Why? Because globalization and technology are increasingly concentrating employment growth and high wage work in the knowledge-based sectors of the American economy. And the asset that is the most valuable to knowledge-based employers and is in the shortest supply is talent.

The value of a college degree is far more than how quickly a graduate gets a first job and how much it pays. These are the short term metrics that fuel the “college isn’t worth it” nonsense. Rather the payoff is over an entire career.

It comes from having skills that give you a competitive edge in all industries and most occupations, in having skills that may not be in demand today but will be in the future and in learning how to learn so that you can better spot new opportunities and take advantage of them in a constantly changing labor market.
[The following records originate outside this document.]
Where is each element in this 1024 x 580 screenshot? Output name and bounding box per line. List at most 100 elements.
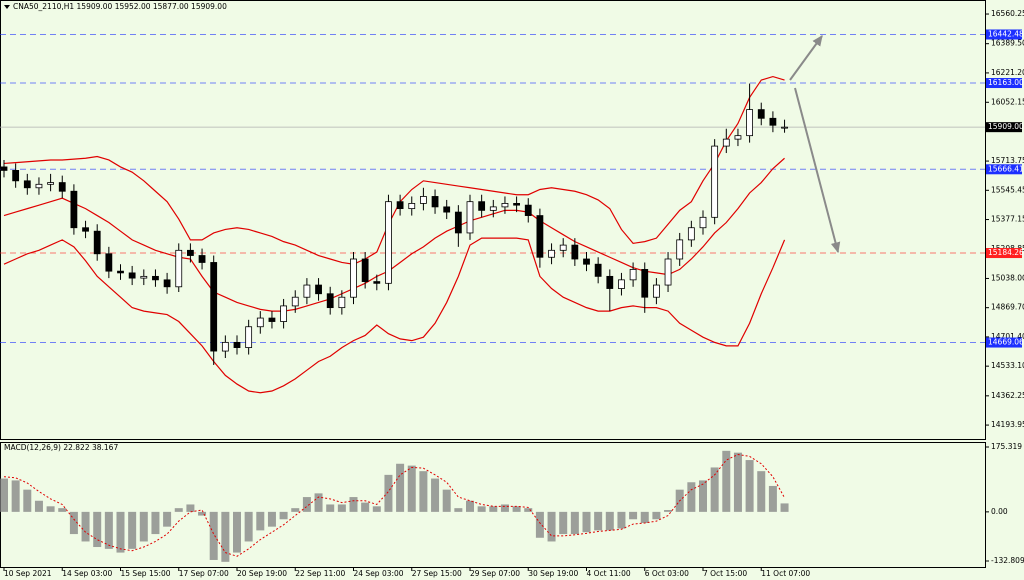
candle-body: [35, 183, 43, 189]
y-tick-label: 175.319: [991, 442, 1022, 451]
macd-bar: [419, 471, 428, 512]
candle-body: [489, 206, 497, 211]
x-tick-label: 29 Sep 07:00: [470, 569, 520, 578]
main-panel-frame: [0, 0, 986, 440]
bollinger-middle: [3, 157, 785, 312]
candle-body: [70, 190, 78, 229]
candle-body: [431, 196, 439, 208]
macd-bar: [174, 508, 183, 512]
candle-body: [0, 166, 8, 171]
macd-bar: [477, 506, 486, 512]
level-tag: [986, 29, 1022, 40]
chart-header: CNA50_2110,H1 15909.00 15952.00 15877.00…: [13, 2, 227, 11]
candle-body: [152, 275, 159, 281]
macd-bar: [151, 511, 160, 535]
candle-body: [315, 284, 322, 295]
x-tick-label: 27 Sep 15:00: [412, 569, 462, 578]
macd-bar: [349, 497, 358, 512]
candle-body: [198, 255, 206, 263]
y-tick-label: 16560.25: [991, 9, 1024, 18]
macd-bar: [664, 510, 673, 512]
macd-bar: [442, 489, 451, 512]
x-tick-label: 7 Oct 15:00: [703, 569, 747, 578]
macd-bar: [11, 480, 20, 512]
menu-triangle[interactable]: [4, 5, 10, 9]
candle-body: [734, 135, 742, 140]
bollinger-upper: [3, 75, 785, 265]
macd-bar: [186, 504, 195, 512]
candle-body: [687, 227, 695, 241]
macd-bar: [629, 511, 638, 520]
candle-body: [711, 145, 719, 218]
y-tick-label: 14533.10: [991, 361, 1024, 370]
x-tick-label: 15 Sep 15:00: [121, 569, 171, 578]
candle-body: [221, 341, 229, 352]
macd-bar: [687, 482, 696, 512]
macd-bar: [209, 511, 218, 560]
candle-body: [105, 253, 113, 272]
candle-body: [513, 203, 520, 206]
x-tick-label: 30 Sep 19:00: [528, 569, 578, 578]
level-label: 16442.48: [988, 29, 1024, 38]
candle-body: [117, 270, 124, 274]
y-tick-label: 14193.95: [991, 420, 1024, 429]
candle-body: [128, 272, 136, 279]
candle-body: [396, 201, 404, 210]
macd-bar: [81, 511, 90, 542]
candle-body: [769, 117, 777, 126]
candle-body: [350, 258, 357, 298]
projection-arrow: [789, 35, 823, 81]
bollinger-lower: [3, 237, 786, 394]
candle-body: [338, 296, 346, 309]
candle-body: [280, 305, 288, 322]
macd-bar: [46, 506, 55, 512]
candle-body: [210, 262, 218, 352]
macd-bar: [23, 489, 32, 512]
macd-bar: [116, 511, 125, 553]
macd-bar: [722, 450, 731, 512]
y-tick-label: 16389.50: [991, 39, 1024, 48]
level-tag: [986, 248, 1022, 259]
y-tick-label: 16052.15: [991, 97, 1024, 106]
y-tick-label: -132.809: [991, 556, 1024, 565]
x-tick-label: 24 Sep 03:00: [354, 569, 404, 578]
candle-body: [606, 275, 614, 289]
candle-body: [699, 216, 707, 229]
level-tag: [986, 337, 1022, 348]
macd-bar: [233, 511, 241, 553]
candle-body: [746, 109, 753, 137]
macd-bar: [267, 511, 276, 527]
y-tick-label: 14362.25: [991, 391, 1024, 400]
macd-header: MACD(12,26,9) 22.822 38.167: [4, 443, 118, 452]
macd-bar: [104, 511, 113, 549]
macd-bar: [69, 511, 78, 535]
candle-body: [722, 138, 730, 147]
macd-bar: [512, 506, 521, 512]
candle-body: [757, 109, 765, 119]
macd-bar: [58, 508, 67, 512]
x-tick-label: 11 Oct 07:00: [761, 569, 810, 578]
x-tick-label: 10 Sep 2021: [4, 569, 52, 578]
candle-body: [326, 293, 334, 309]
candle-body: [443, 206, 451, 213]
macd-bar: [570, 511, 579, 535]
level-label: 15666.41: [988, 164, 1024, 173]
candle-body: [478, 201, 486, 211]
macd-bar: [396, 463, 405, 512]
candle-body: [361, 258, 369, 282]
x-tick-label: 4 Oct 11:00: [587, 569, 631, 578]
projection-arrow: [794, 87, 841, 254]
macd-bar: [279, 511, 288, 520]
macd-bar: [454, 508, 463, 512]
candle-body: [454, 211, 462, 234]
x-tick-label: 17 Sep 07:00: [179, 569, 229, 578]
candle-body: [291, 296, 299, 307]
macd-bar: [128, 511, 137, 549]
macd-bar: [198, 511, 207, 516]
candle-body: [524, 204, 532, 216]
macd-bar: [407, 465, 416, 512]
macd-bar: [489, 506, 498, 512]
candle-body: [303, 284, 311, 298]
macd-bar: [699, 480, 707, 512]
y-tick-label: 15377.15: [991, 215, 1024, 224]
Building a foundation to do well over a long career is only going to grow in value in an economy where technology and globalization accelerate creative destruction. Destroying jobs and occupations and creating new, unimaginable, jobs and occupations at a quicker and quicker pace. As we describe it, successful careers will go to those who are good rock climbers, rather than ladder climbers. Those who are able both to constantly spot opportunities in a constantly changing world and have the agility to take advantage of those opportunities. Far different than career success in the past which were build around known and stable rungs of a career ladder.